LA ASISTENCIA SANITARIA EN LOS TERCIOS

  Para un combatiente, reviste especial importancia el saber que, en caso de necesidad dispondrá de la cobertura precisa para cuidar de sus heridas y atenderle en sus enfermedades.

  Por eso, los ejércitos españoles dispusieron desde época temprana de un dispositivo sanitario estructurado en varios niveles, modélico en su concepción y eficaz en su funcionamiento.

   Todas las Compañías disponían de 1 barbero, que además de cuidar de las barbas tenía que encomendados los primeros auxilios sanitarios. Aún sin eran profesionales con formación teórica especial, las Compañías ponían cuidado en encontrar a hombres cuyos conocimientos prácticos proporcionaran una sensación de seguridad en el combate. La figura del barbero-practicante ha sido la base de nuestro sistema sanitario rural hasta épocas muy recientes, y la mejor prueba del grado de satisfacción de los soldados con estos, lo vemos en que aparte de su sueldo oficial, estos barberos recibían una gratificación complementaria recaudada entre los soldados de la Compañía.
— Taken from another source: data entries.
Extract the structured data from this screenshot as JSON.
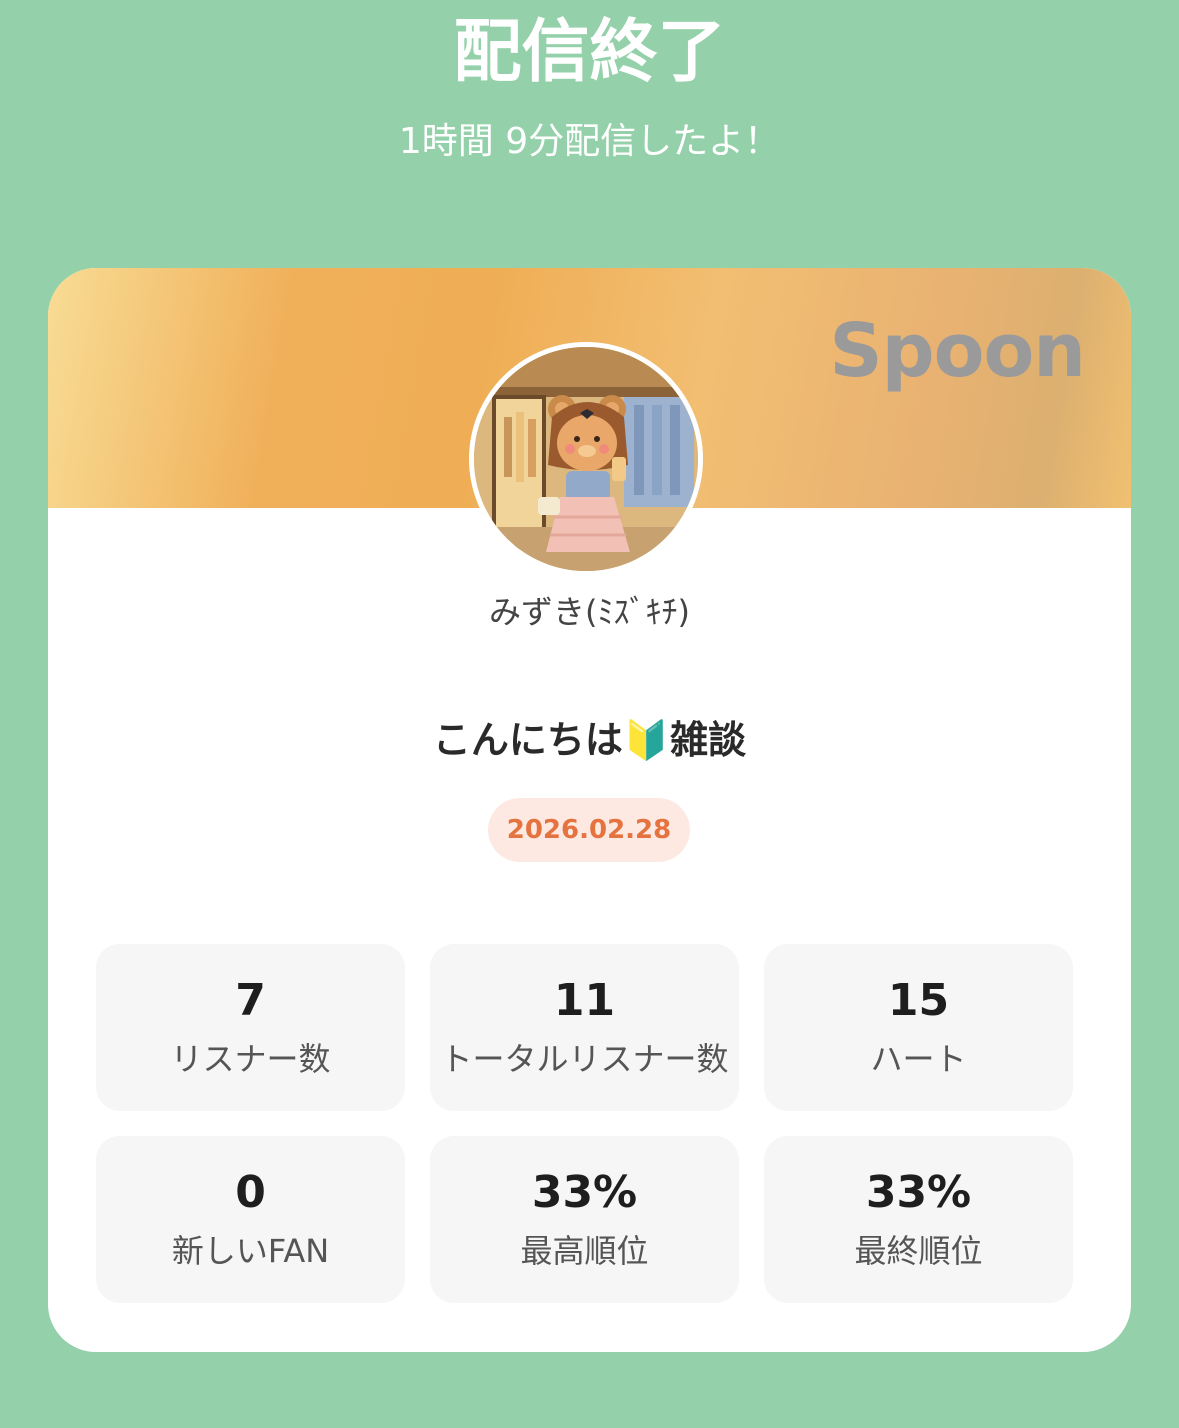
{
  "header": {
    "title": "配信終了",
    "duration": "1時間 9分配信したよ！"
  },
  "card": {
    "brand": "Spoon",
    "username": "みずき(ﾐｽﾞｷﾁ)",
    "stream_title": "こんにちは🔰雑談",
    "date": "2026.02.28",
    "stats": [
      {
        "value": "7",
        "label": "リスナー数"
      },
      {
        "value": "11",
        "label": "トータルリスナー数"
      },
      {
        "value": "15",
        "label": "ハート"
      },
      {
        "value": "0",
        "label": "新しいFAN"
      },
      {
        "value": "33%",
        "label": "最高順位"
      },
      {
        "value": "33%",
        "label": "最終順位"
      }
    ]
  },
  "colors": {
    "background": "#94d1aa",
    "banner_orange": "#f0b05a",
    "date_text": "#e5733f",
    "date_pill": "#fde9e2",
    "stat_card": "#f6f6f6"
  },
  "icons": {
    "beginner_mark": "beginner-mark-icon"
  }
}
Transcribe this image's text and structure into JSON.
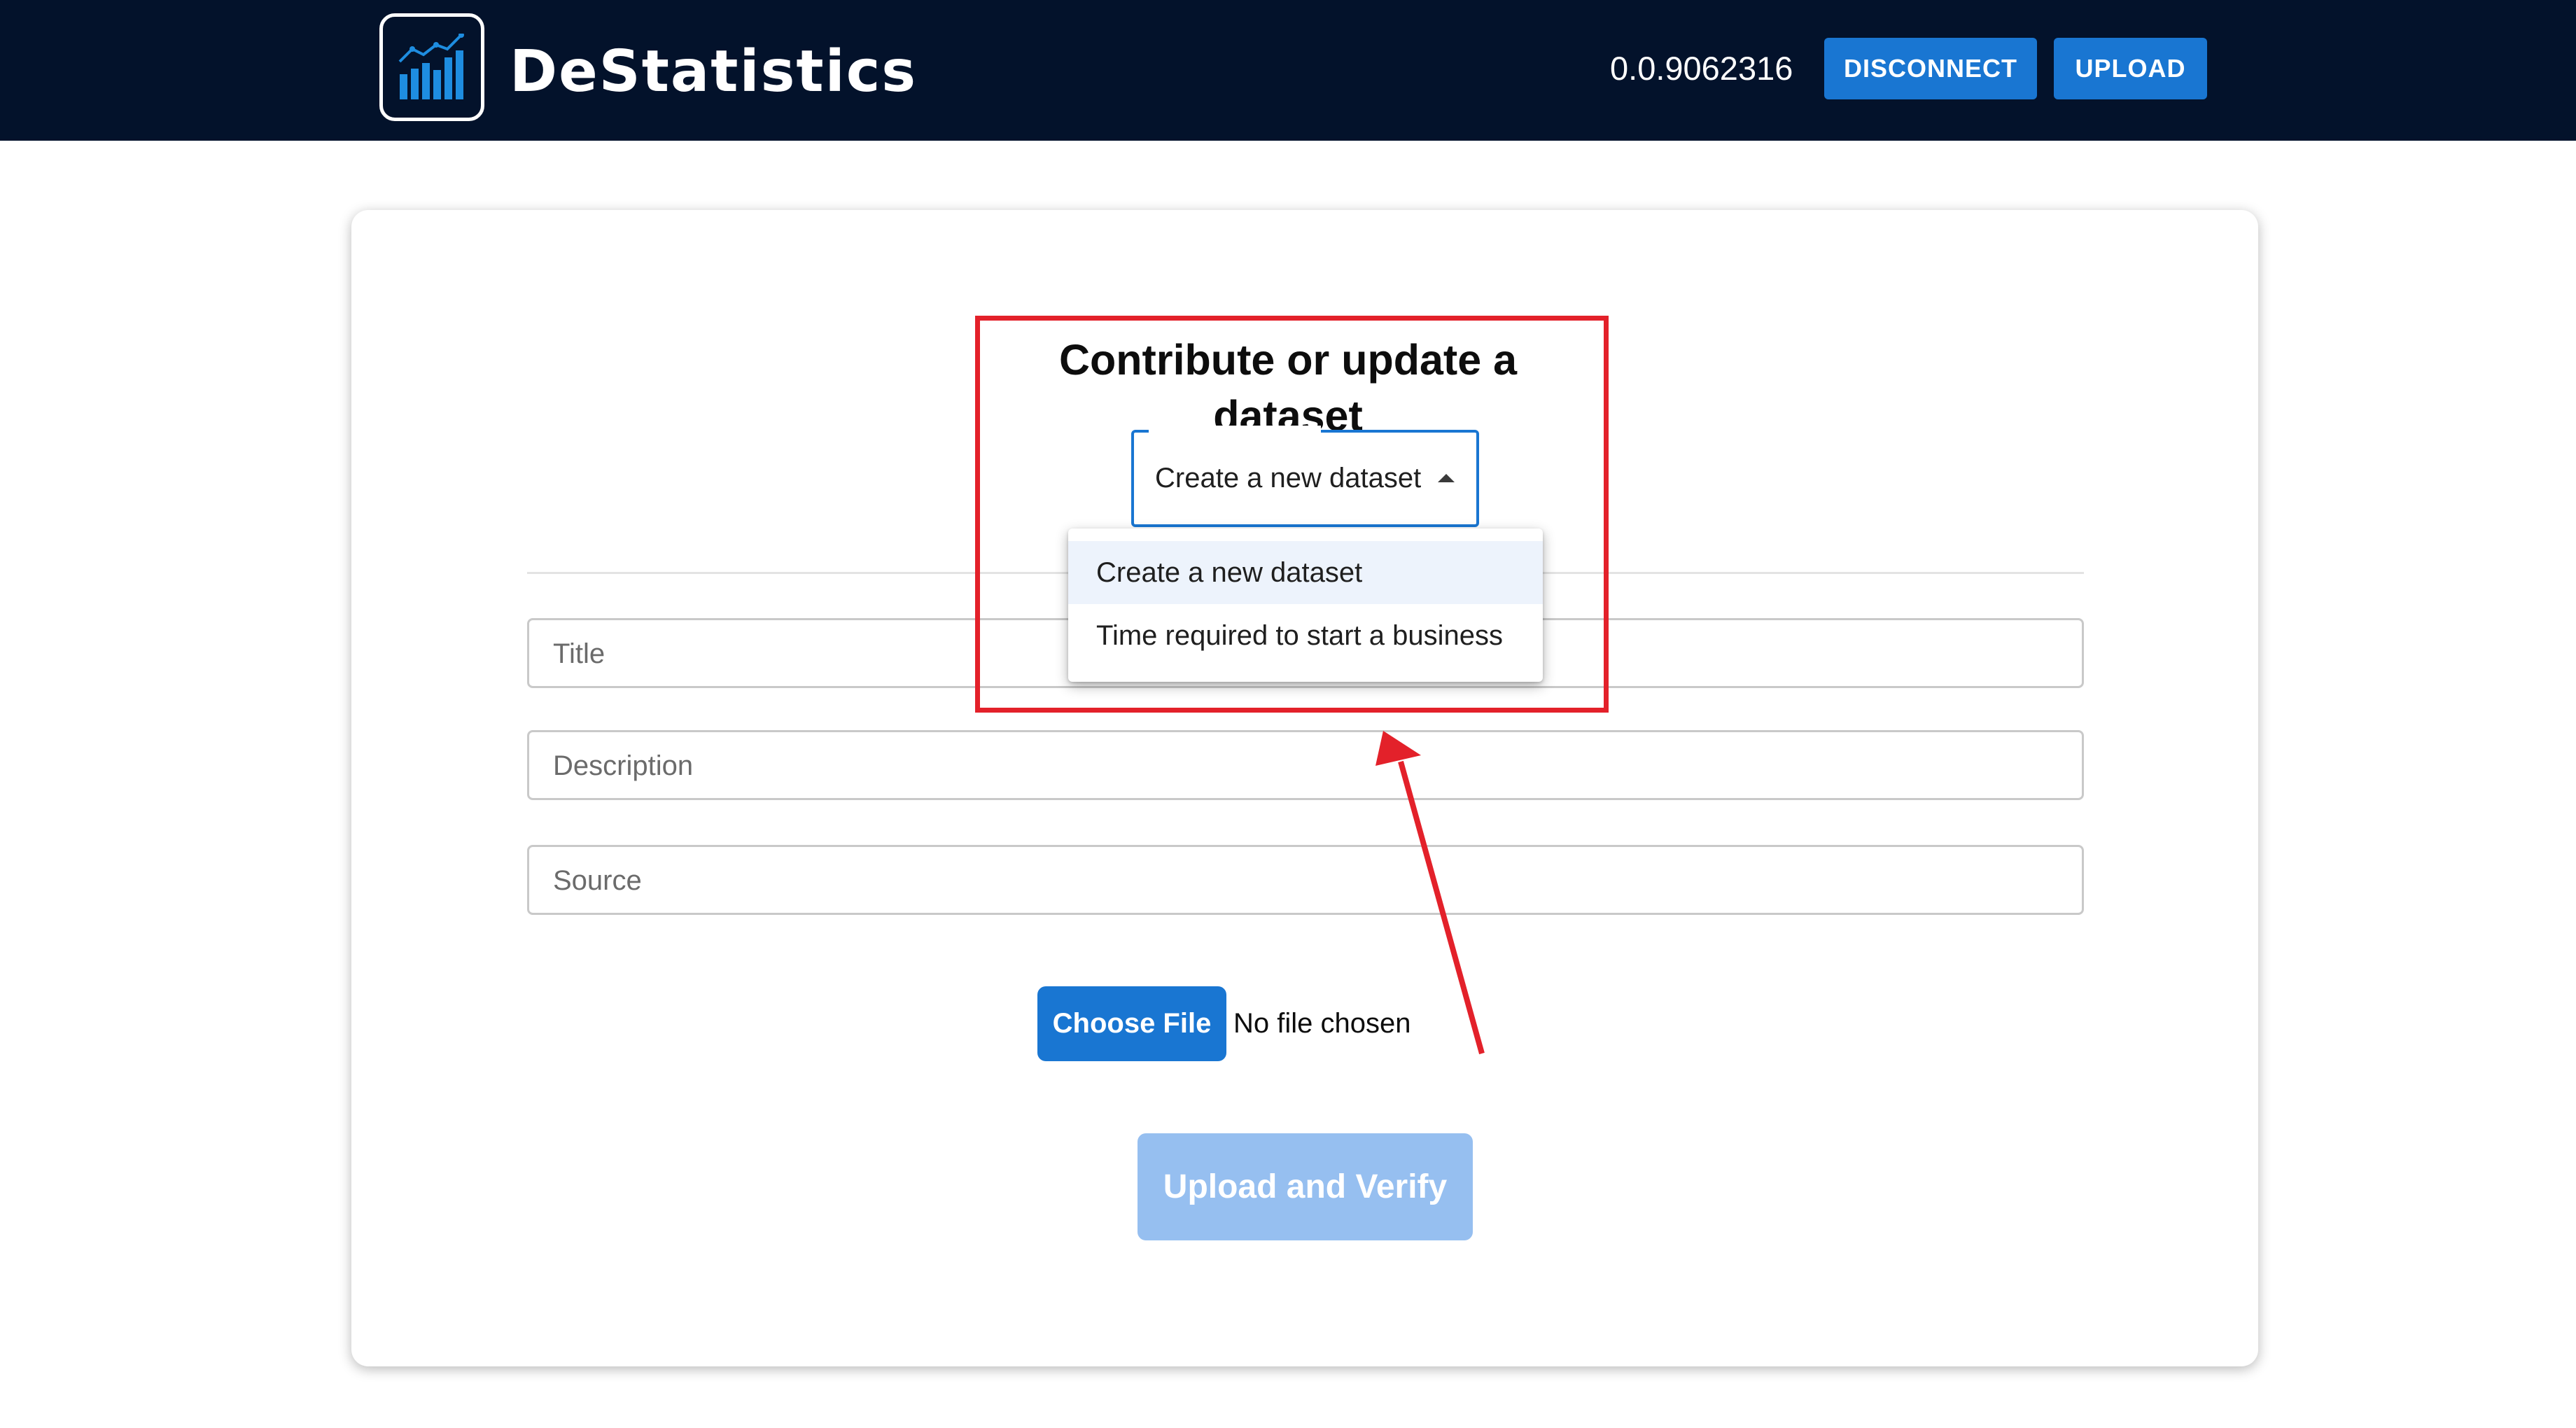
{
  "header": {
    "brand": "DeStatistics",
    "account_id": "0.0.9062316",
    "disconnect_label": "DISCONNECT",
    "upload_label": "UPLOAD",
    "colors": {
      "background": "#03122b",
      "button": "#1976d2"
    },
    "logo_icon": "bar-chart-trend-icon"
  },
  "form": {
    "heading": "Contribute or update a dataset",
    "dataset_select": {
      "value": "Create a new dataset",
      "options": [
        "Create a new dataset",
        "Time required to start a business"
      ]
    },
    "fields": {
      "title_placeholder": "Title",
      "description_placeholder": "Description",
      "source_placeholder": "Source"
    },
    "file": {
      "button_label": "Choose File",
      "status": "No file chosen"
    },
    "submit_label": "Upload and Verify",
    "colors": {
      "primary": "#1976d2",
      "submit_disabled": "#96bff0"
    }
  },
  "annotation": {
    "color": "#e3212a"
  }
}
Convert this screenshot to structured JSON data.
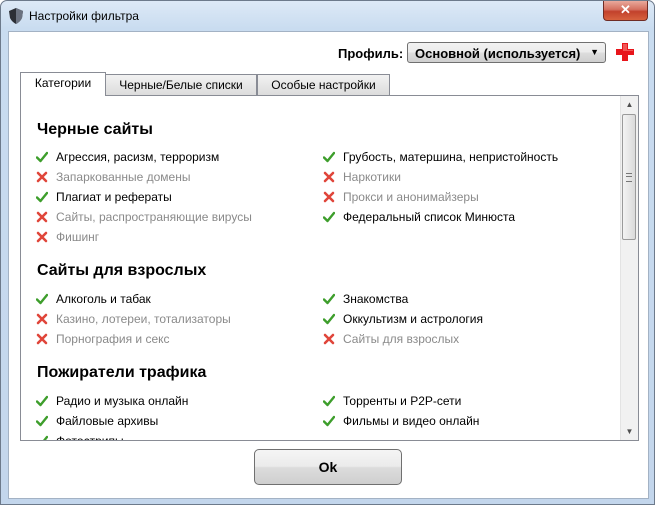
{
  "window": {
    "title": "Настройки фильтра",
    "close_glyph": "✕"
  },
  "profile": {
    "label": "Профиль:",
    "value": "Основной (используется)",
    "arrow": "▼"
  },
  "tabs": [
    {
      "label": "Категории",
      "active": true
    },
    {
      "label": "Черные/Белые списки",
      "active": false
    },
    {
      "label": "Особые настройки",
      "active": false
    }
  ],
  "sections": [
    {
      "title": "Черные сайты",
      "left": [
        {
          "label": "Агрессия, расизм, терроризм",
          "enabled": true
        },
        {
          "label": "Запаркованные домены",
          "enabled": false
        },
        {
          "label": "Плагиат и рефераты",
          "enabled": true
        },
        {
          "label": "Сайты, распространяющие вирусы",
          "enabled": false
        },
        {
          "label": "Фишинг",
          "enabled": false
        }
      ],
      "right": [
        {
          "label": "Грубость, матершина, непристойность",
          "enabled": true
        },
        {
          "label": "Наркотики",
          "enabled": false
        },
        {
          "label": "Прокси и анонимайзеры",
          "enabled": false
        },
        {
          "label": "Федеральный список Минюста",
          "enabled": true
        }
      ]
    },
    {
      "title": "Сайты для взрослых",
      "left": [
        {
          "label": "Алкоголь и табак",
          "enabled": true
        },
        {
          "label": "Казино, лотереи, тотализаторы",
          "enabled": false
        },
        {
          "label": "Порнография и секс",
          "enabled": false
        }
      ],
      "right": [
        {
          "label": "Знакомства",
          "enabled": true
        },
        {
          "label": "Оккультизм и астрология",
          "enabled": true
        },
        {
          "label": "Сайты для взрослых",
          "enabled": false
        }
      ]
    },
    {
      "title": "Пожиратели трафика",
      "left": [
        {
          "label": "Радио и музыка онлайн",
          "enabled": true
        },
        {
          "label": "Файловые архивы",
          "enabled": true
        },
        {
          "label": "Фотострипы",
          "enabled": true
        }
      ],
      "right": [
        {
          "label": "Торренты и P2P-сети",
          "enabled": true
        },
        {
          "label": "Фильмы и видео онлайн",
          "enabled": true
        }
      ]
    }
  ],
  "ok_button": {
    "label": "Ok"
  },
  "colors": {
    "enabled_icon": "#3e9e2c",
    "disabled_icon": "#e0453a",
    "disabled_text": "#8a8a8a",
    "add_icon": "#e8151b"
  },
  "icons": {
    "app": "shield-icon",
    "add": "plus-icon",
    "enabled": "check-icon",
    "disabled": "cross-icon"
  }
}
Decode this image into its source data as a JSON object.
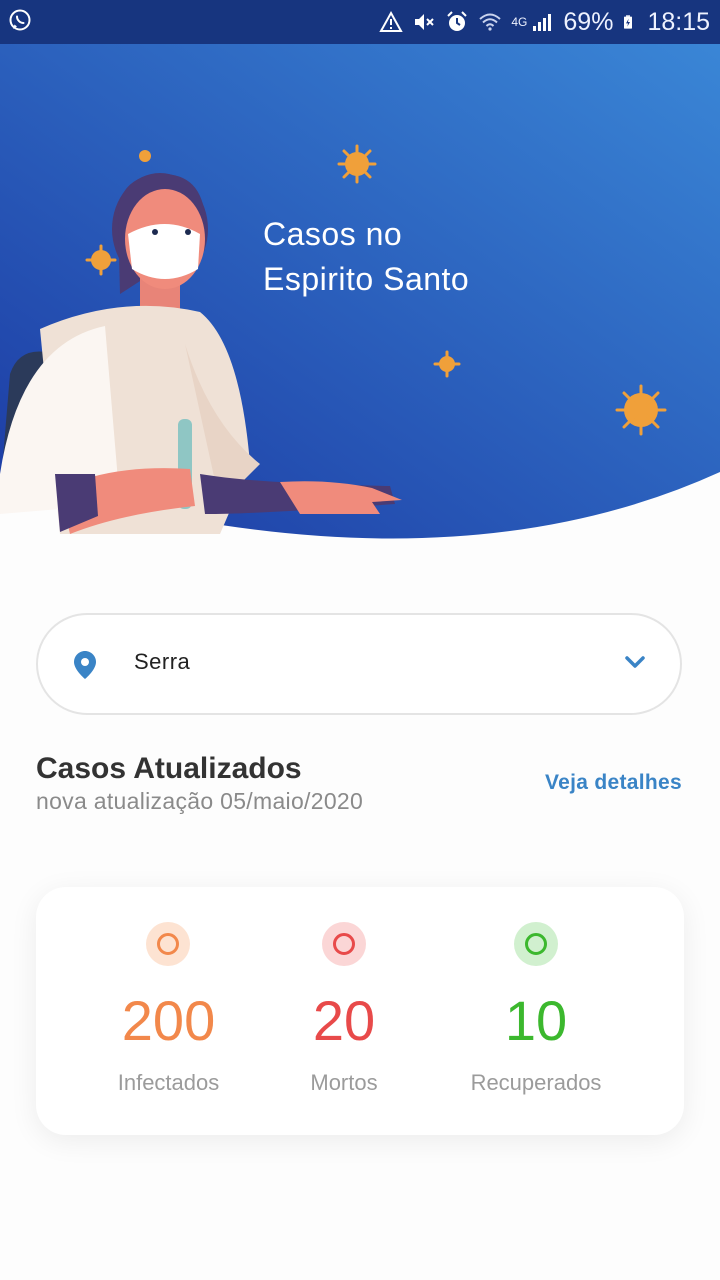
{
  "status_bar": {
    "battery": "69%",
    "time": "18:15",
    "network": "4G",
    "icons": [
      "whatsapp-icon",
      "warning-icon",
      "mute-icon",
      "alarm-icon",
      "wifi-icon",
      "signal-icon",
      "battery-icon"
    ]
  },
  "hero": {
    "title_line1": "Casos no",
    "title_line2": "Espirito Santo",
    "gradient_start": "#1c3aa3",
    "gradient_end": "#3a86d6"
  },
  "location": {
    "selected": "Serra",
    "icon": "location-pin-icon",
    "chevron": "chevron-down-icon"
  },
  "cases": {
    "title": "Casos Atualizados",
    "updated": "nova atualização 05/maio/2020",
    "details_link": "Veja detalhes",
    "stats": [
      {
        "value": "200",
        "label": "Infectados",
        "color": "#f2884b"
      },
      {
        "value": "20",
        "label": "Mortos",
        "color": "#e84a4a"
      },
      {
        "value": "10",
        "label": "Recuperados",
        "color": "#3cb82e"
      }
    ]
  }
}
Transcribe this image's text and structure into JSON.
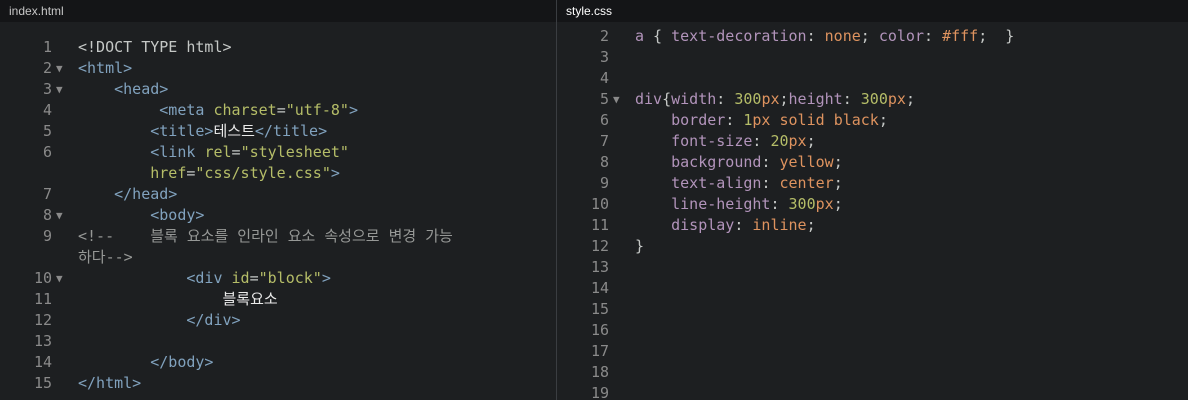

   Cada Tercio disponía en su organigrama de 1 Médico y 1 Cirujáno, siendo frecuente la presencia de 1 Farmacéutico. Casi todos tenían formación universitaria y solo en el caso de los Cirujános podía darse el caso que fueran romancistas, es decir, sin titulación pero con una dilatada experiencia práctica especialmente en heridas de combate.

  El nivel superior correspondía al Hospital General del Exercito de S.M., una formación sanitaria que estaba presente en todas las campañas de nuestras tropas. No era una unidad de apoyo al Tercio, sino al Ejército, pero en muchas ocasiones los sanitarios de cada uno de los Tercios se integraban en él.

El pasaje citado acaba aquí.